There’s an old 3M cultural rule that allows employees to spend 15% of their time working on their own ideas without management intervention, so long as their work remotely relates to the business. It’s an unwritten rule, and it’s a good one. I can personally attribute $60M in business as a direct result of this rule.
Recently, I was advocating the implementation of a similar 15% rule for a client in order to boost morale, spark creativity and reward employees with the freedom to work on their own ideas. While in tacit agreement, the CEO expressed reservations about the potential loss of productivity and the ROI. She asked how would we measure the program.
While a legitimate question, my reply was that you don’t measure the program. Not directly.

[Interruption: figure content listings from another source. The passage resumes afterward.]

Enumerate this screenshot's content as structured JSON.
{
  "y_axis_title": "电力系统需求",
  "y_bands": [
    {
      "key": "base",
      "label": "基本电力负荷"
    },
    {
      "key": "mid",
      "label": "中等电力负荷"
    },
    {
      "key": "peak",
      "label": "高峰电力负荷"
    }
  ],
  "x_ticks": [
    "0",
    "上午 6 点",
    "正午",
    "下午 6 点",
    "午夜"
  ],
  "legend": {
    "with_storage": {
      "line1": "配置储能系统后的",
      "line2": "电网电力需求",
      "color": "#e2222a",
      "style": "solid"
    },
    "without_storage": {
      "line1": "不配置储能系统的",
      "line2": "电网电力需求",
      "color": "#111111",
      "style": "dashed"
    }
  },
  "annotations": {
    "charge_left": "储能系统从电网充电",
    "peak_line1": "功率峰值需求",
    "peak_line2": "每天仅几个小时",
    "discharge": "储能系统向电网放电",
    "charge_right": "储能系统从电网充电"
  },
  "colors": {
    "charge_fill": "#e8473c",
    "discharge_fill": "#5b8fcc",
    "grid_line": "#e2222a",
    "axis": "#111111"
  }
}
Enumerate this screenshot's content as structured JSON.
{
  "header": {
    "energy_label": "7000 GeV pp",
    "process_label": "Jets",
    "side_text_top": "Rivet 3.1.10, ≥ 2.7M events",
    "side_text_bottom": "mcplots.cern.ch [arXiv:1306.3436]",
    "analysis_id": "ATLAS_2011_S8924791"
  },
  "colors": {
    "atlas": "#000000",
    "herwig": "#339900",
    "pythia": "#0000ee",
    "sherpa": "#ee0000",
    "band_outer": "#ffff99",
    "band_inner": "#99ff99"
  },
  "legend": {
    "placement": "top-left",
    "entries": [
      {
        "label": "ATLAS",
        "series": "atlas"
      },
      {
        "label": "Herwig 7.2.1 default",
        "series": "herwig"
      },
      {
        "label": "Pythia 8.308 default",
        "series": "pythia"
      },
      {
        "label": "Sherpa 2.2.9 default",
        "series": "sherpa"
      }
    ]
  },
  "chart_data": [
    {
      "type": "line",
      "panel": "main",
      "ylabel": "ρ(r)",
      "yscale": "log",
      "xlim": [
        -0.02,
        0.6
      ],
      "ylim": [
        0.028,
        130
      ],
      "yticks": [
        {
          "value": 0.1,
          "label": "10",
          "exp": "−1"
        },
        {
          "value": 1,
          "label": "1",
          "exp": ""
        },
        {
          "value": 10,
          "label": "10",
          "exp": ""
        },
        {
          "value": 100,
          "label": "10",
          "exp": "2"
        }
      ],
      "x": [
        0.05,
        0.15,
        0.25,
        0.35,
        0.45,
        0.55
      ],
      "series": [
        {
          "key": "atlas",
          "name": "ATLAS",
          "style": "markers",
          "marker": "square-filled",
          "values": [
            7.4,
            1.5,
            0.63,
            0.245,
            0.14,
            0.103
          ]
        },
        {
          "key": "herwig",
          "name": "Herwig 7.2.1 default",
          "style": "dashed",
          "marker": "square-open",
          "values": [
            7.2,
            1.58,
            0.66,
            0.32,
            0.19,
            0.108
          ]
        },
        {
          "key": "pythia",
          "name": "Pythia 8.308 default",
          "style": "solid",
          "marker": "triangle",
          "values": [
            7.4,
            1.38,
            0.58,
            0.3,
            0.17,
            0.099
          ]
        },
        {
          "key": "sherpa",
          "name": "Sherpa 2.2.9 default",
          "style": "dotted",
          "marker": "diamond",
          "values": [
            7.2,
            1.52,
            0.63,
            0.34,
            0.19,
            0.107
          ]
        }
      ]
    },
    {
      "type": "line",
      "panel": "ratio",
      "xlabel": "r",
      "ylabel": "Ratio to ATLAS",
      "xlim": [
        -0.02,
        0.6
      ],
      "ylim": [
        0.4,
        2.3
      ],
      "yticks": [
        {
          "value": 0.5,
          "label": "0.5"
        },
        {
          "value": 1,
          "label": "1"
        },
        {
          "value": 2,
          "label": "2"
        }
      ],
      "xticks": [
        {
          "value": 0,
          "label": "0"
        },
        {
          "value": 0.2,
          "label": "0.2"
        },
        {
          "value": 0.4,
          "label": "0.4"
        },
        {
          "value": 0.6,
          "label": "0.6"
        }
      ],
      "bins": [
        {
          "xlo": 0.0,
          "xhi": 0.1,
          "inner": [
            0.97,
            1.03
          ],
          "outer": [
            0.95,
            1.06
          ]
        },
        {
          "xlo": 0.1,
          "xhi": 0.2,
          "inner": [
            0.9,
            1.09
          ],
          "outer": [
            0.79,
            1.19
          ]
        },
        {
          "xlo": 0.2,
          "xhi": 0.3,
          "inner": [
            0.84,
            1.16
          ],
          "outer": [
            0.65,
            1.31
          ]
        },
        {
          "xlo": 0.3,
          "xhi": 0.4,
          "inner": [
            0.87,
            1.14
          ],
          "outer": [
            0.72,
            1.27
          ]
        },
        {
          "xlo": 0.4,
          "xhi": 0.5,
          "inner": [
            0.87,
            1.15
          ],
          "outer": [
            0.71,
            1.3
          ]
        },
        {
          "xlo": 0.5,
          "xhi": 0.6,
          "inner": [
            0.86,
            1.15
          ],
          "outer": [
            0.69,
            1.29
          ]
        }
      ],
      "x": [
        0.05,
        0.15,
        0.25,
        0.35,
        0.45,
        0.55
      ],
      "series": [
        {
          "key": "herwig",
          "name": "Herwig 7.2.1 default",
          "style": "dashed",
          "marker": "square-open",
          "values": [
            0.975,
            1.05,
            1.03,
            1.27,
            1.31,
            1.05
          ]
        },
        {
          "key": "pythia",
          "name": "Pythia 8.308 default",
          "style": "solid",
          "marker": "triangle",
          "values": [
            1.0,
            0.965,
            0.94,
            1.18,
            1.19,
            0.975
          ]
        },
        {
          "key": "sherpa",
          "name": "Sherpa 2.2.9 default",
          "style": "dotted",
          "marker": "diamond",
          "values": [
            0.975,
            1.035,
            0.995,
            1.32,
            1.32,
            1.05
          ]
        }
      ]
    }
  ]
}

We hear a lot about how marketing is now a science. How unless you’re measuring ROI and quantifying each customer touch point, lead source, lead score, and so on, that you are wasting effort, and not as likely to be successful. Measurement is king. Quantify everything.
Being an “analytic” and having spent a short part of my career as a “process” engineer, I tend to agree that measurement is a necessary and good thing. There’s an old statement that says you can’t improve something unless you measure it. However, only up to a point.
Why? Because sometimes our marketing and sales results come from people, and there are qualities about people that are hard to quantify. How does one measure passion? How do we measure creativity, determination, compassion or empathy? Or the freedom to create with 15% of your time? These are valuable human traits, and I believe that they can add to the success of any marketing or sales program.
The problem is when measurement is taken to an extreme. I’m not a fan of measuring everything. Too many times we seek security in numbers, as if they alone are the key to control, and predicting the future. The numbers become the end. Because we can measure something, doesn’t mean we have to. Sometimes we have to trust the spirit in people. Their desire to succeed and create. Managers measure passion, leaders enable it.
In quantum physics, the Heisenberg Uncertainty Principle is often misstated so as to imply that simultaneous measurements of both the position and momentum cannot be made. And while a slight misstatement, I believe it can be applied to business. If we try to measure passion or creativity, we cannot understand their momentum. As a matter of fact it dies.